The artists in this show continue that history. Kota Ezawa exploits the medium's
pedagogical association in a lecture on photography made entirely of slides
of drawings of photographs. Kevin Arrow animates slides; Madeline Djerejian
and Anibal Jorge Pella turn them into fictional narratives. Barbara Probst
plays off of the carousel's unyielding linearity of images to make a circling
trip through New York City. A piece by Matthew Buckingham, in a nod to Smithson's
concept of entropy, consists of a single slide -- it's a picture of a Danish
political monument -- meant to be projected until it disintegrates.
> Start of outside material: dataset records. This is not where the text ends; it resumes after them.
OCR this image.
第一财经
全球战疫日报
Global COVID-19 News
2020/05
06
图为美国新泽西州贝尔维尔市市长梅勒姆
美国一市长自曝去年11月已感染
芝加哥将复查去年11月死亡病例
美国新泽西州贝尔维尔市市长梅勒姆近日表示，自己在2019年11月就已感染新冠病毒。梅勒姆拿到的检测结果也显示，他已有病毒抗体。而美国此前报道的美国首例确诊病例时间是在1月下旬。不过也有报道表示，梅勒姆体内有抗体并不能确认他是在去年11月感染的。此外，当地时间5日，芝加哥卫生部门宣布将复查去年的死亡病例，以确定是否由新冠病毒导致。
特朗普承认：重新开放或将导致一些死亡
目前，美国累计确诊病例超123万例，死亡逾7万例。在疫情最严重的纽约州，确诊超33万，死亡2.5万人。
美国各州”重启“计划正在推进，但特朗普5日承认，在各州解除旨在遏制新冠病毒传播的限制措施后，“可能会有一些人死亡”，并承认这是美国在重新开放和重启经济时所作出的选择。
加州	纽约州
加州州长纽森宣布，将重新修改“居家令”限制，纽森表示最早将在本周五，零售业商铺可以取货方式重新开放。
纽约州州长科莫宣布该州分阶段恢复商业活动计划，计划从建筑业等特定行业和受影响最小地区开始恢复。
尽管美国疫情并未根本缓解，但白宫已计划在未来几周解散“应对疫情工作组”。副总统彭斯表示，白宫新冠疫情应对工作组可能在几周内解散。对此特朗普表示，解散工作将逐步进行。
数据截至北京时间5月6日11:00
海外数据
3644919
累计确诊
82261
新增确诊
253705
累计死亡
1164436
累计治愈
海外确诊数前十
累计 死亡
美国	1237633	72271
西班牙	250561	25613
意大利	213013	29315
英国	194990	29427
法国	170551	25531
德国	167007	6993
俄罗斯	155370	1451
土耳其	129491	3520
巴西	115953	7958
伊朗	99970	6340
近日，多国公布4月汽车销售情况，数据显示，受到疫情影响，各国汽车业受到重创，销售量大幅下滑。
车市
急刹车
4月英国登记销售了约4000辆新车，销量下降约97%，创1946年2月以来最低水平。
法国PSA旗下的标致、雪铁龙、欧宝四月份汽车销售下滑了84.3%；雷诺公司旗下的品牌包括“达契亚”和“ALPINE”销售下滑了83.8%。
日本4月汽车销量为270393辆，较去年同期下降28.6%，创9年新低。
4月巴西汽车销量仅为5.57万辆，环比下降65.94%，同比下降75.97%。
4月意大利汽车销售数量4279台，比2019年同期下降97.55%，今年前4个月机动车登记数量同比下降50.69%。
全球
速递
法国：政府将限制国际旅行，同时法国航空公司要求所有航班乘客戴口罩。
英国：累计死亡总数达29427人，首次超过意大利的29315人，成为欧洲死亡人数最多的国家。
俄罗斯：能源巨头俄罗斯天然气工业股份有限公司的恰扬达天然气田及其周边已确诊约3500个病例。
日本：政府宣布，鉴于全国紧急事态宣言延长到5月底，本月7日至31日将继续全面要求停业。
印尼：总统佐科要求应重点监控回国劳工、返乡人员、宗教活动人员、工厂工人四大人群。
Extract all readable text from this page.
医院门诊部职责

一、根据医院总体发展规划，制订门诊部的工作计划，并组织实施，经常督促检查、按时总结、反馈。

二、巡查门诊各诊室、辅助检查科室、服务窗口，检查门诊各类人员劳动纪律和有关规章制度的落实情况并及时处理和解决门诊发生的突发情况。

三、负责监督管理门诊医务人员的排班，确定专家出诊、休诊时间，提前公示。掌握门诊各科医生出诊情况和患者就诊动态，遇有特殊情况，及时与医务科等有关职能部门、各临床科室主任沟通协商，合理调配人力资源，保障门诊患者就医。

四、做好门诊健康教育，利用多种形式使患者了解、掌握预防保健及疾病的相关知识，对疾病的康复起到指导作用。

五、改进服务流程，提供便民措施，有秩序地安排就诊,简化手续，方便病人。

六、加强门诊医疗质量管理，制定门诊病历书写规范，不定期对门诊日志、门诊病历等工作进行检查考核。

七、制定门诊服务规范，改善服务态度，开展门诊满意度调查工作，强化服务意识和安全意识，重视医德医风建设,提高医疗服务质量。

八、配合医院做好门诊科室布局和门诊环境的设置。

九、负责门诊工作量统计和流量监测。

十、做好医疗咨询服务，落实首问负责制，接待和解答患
The Smithson effect also animates ''Mirage,'' an intelligently textured show,
organized by the artists Julie Ault and Martin Beck, at Alexander and Bonin.
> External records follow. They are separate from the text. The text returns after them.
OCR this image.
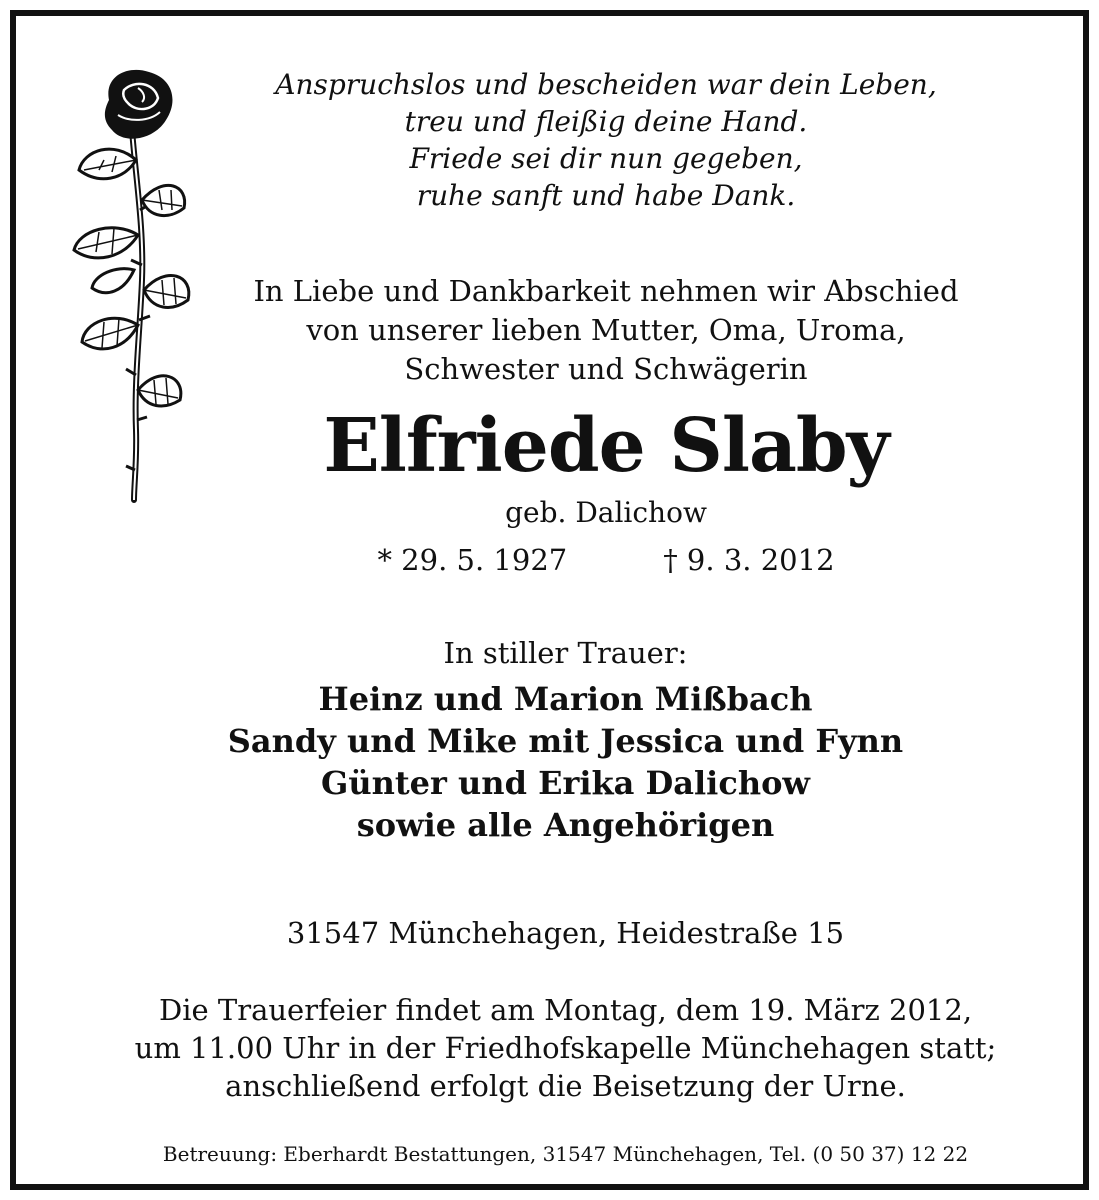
Anspruchslos und bescheiden war dein Leben,
treu und fleißig deine Hand.
Friede sei dir nun gegeben,
ruhe sanft und habe Dank.
In Liebe und Dankbarkeit nehmen wir Abschied
von unserer lieben Mutter, Oma, Uroma,
Schwester und Schwägerin
Elfriede Slaby
geb. Dalichow
* 29. 5. 1927	† 9. 3. 2012
In stiller Trauer:
Heinz und Marion Mißbach
Sandy und Mike mit Jessica und Fynn
Günter und Erika Dalichow
sowie alle Angehörigen
31547 Münchehagen, Heidestraße 15
Die Trauerfeier findet am Montag, dem 19. März 2012,
um 11.00 Uhr in der Friedhofskapelle Münchehagen statt;
anschließend erfolgt die Beisetzung der Urne.
Betreuung: Eberhardt Bestattungen, 31547 Münchehagen, Tel. (0 50 37) 12 22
It ranges from an ecological proposal by Peter Fend, to Emily Jacir's video
of a Texas road trip, to recent sculpture by Isa Genzken that turns personal
and social history into a scrappy nonmonument.
Ms. Genzken is also in ''Early Work'' at David Zwirner, a retrospective look
at some of the gallery's artists. The attraction, for me, was less in seeing
how well-known artists developed than in seeing how certain early work prefigured
what is happening in art now. If I were connecting dots, I would link Ms.
Genzken, circa 1989, with Mr. Guyton; Jason Rhoades, circa 1993, with Mr.
Colen; and the Chris Ofili of 15 years ago with the many New York painters
now working in a realist, figurative style.
'Living for the City'
The very presence of work by Mr. Ofili is also a reminder of how unglobal the
New York art world has become. Multiculturalism went out of style, and cosmopolitanism
plummeted. For that reason alone, ''Living for the City'' at Jack Shainman
is welcome, though, strictly speaking, it's not a Chelsea show. It has been
organized by Isolde Brielmaier and Trevor Schoonmaker, co-founders of the
Brooklyn Institute of Contemporary Art, an international art center still
on the drawing board, but that hopes to open in 2007.
Intended as a preview of coming attractions, their show has work by 16 artists
who have had little or no exposure in New York, among them Taiyo Kimura from
Tokyo; Jean-Ulrick Désert, who moves between Europe, Jamaica and the
United States; and the Japanese-Canadian artist Kevin Ei-ichi deForest. Over
all, the work varies in style and interest, but what's instantly striking is
how completely unlike anything else in Chelsea the show itself looks.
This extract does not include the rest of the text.